On 2/14/2012 10:59 AM, Jerry Feldman wrote:

> One issue with RAID is that you don't want to mix geometries. I like to
> keep 2 different makes of drives in my RAID because of different MTBFs.
> We've had simultaneous drive failure in the BLU servers, With 2
> different makes (or at least 2 different lot numbers) the chances of
> simultaneous disk failure is lower.

Small differences in geometry (slightly different numbers of blocks) 
aren't a problem; you just create the partitions to match the smallest 
drive. If the leftover space is large enough you can use it for a 
variety of purposes, including a boot partition (even a RAID 1 pair of 
them if you have a couple of matching spaces) or swap. Setting up boot 
from a RAID 5 is a pain if your distro supports it at all, so a vanilla 
boot partition is handy. Small amounts of leftover space get wasted, but 
what's a stray GB among friends?

Large differences and/or differences in block size are best avoided, 
though after the first 200GB drive failure it was replaced with a 250GB 
drive because 200GB drives were no longer readily available.
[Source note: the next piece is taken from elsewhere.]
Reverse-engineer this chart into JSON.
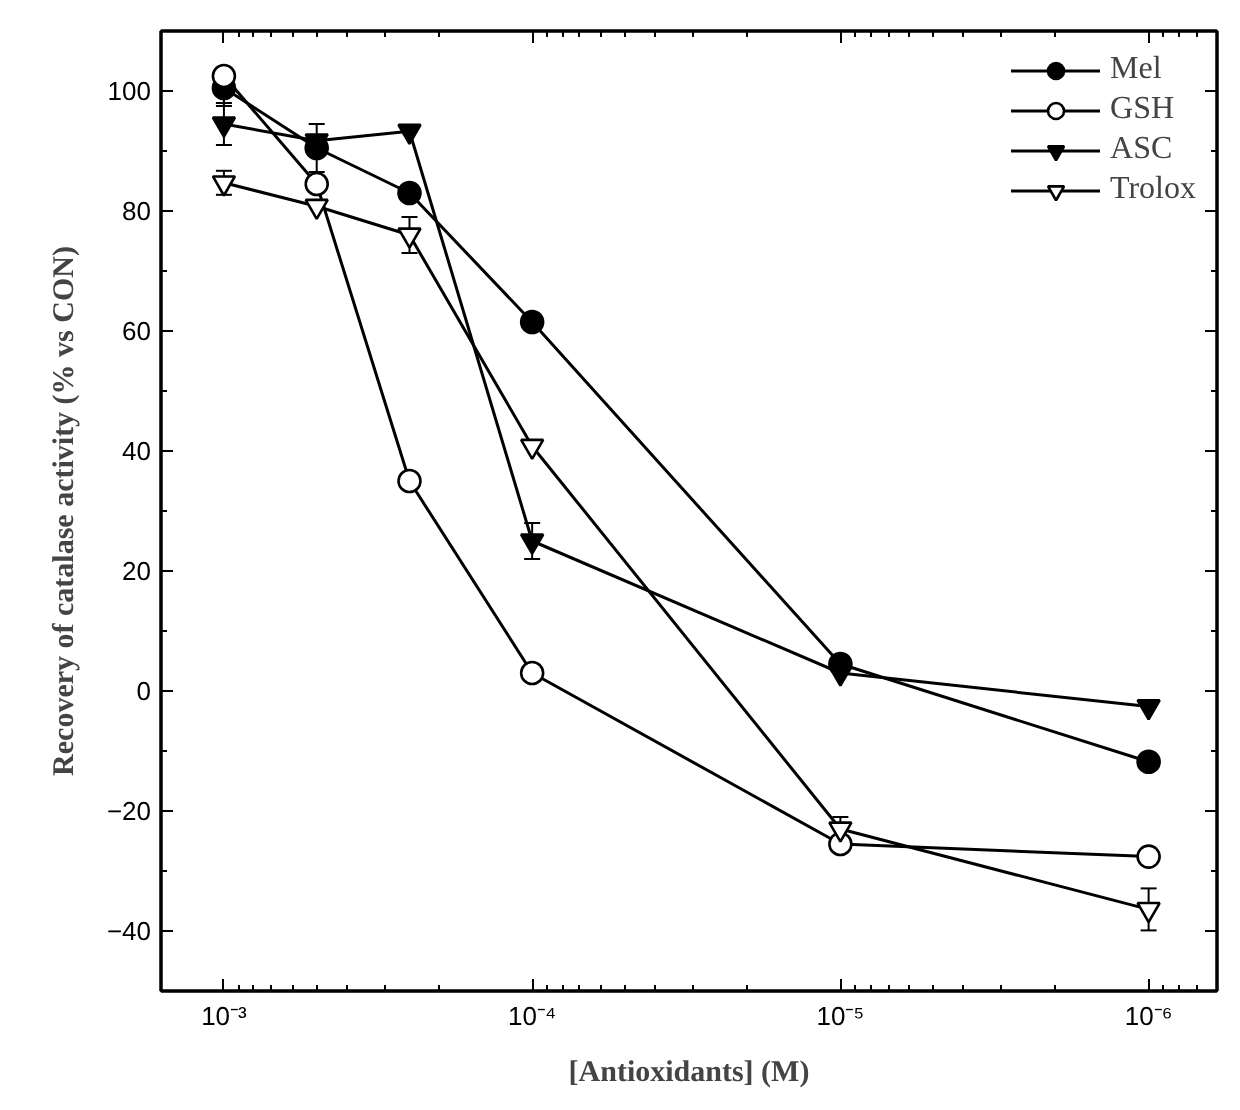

I ran a RAID 5 server with five 200GB drives for a few years; it was a 
media server for storing my music and video collection. There were three 
different brands of drives, and no two drives were from the same 
manufacturing lot as I had bought them one at a time whenever special 
deals were offered. I suffered two drive failures over that period, but 
they were widely separated and no data was ever lost.

After the second failure I replaced that with a RAID 1 pair of 1.5TB 
drives, and reused the four good drives in other servers (two servers 
with RAID 1 pairs in two email servers, one at my house and one at a 
friend's house). All are currently going strong.